CD38 expression on fresh myelomas (A) and human myeloma cell lines (B) after 24 h exposure to ATRA. CD38 expression on fresh myelomas (C) and human myeloma cell lines (D) after 24 h exposure to tamibarotene. Cells were cultured at 37°C with retinoid for 24 h. Cells were then incubated at 4°C for 20 min with the appropriate conjugated antibodies panel. Flow cytometric analyses were performed using a FACScan flow cytometer (Becton Dickinson, San Jose, CA, USA), using a WinMDI 2.9 software.

Figure 6

CD38 expression in ATRA-treated CD19+/CD5+ CLL cells. PBMC isolated from CLL patients (CD38+ CLL, n = 6; CD38−CLL, n = 9) and cultured (24 h at the indicated ATRA concentrations) were stained with anti-CD19, CD5 and CD38 mAbs, all locally produced. CD38 expression was analyzed using FACSDiva software (Becton Dickinson).
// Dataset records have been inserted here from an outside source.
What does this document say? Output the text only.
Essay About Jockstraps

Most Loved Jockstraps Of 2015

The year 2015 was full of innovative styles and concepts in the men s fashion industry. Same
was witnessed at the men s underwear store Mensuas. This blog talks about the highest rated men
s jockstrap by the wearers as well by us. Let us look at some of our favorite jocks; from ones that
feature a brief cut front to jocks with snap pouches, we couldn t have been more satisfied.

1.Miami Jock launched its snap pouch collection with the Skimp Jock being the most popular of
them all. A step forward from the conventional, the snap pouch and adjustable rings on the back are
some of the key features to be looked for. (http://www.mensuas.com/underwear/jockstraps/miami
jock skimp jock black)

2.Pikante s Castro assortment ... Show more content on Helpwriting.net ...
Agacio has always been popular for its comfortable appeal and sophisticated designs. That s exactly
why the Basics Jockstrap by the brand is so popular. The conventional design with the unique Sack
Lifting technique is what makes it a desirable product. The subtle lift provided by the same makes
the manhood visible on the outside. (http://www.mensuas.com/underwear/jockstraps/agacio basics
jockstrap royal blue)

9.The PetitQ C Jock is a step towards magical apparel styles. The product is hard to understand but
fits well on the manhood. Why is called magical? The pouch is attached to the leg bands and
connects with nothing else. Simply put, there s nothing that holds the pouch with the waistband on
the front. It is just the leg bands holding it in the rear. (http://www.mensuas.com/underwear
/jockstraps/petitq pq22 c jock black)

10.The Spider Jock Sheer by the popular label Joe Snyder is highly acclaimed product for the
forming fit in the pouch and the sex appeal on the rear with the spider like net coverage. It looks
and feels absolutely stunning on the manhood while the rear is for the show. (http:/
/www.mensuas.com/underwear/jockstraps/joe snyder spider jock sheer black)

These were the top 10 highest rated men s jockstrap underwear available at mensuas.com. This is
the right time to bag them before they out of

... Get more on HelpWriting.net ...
Representative CD38 expression in CD38+ (A) and CD38− (B) CLL cells from patients treated with ATRA, by evaluating rMFI.

Figure 7

Schematic representation of the CD38/PC-1/CD73 axis, which runs the production of ADO along with different products. NAM, nicotinamide; NAMPT, nicotinamide phosphoribosyltransferase; NMN, nicotinamide mononucleotide; NMNAT, NMN-adenylyltransferase; PRPPi, phosphoribosylpyrophosphate; TNAP, tissue nonspecific alkaline phosphatase.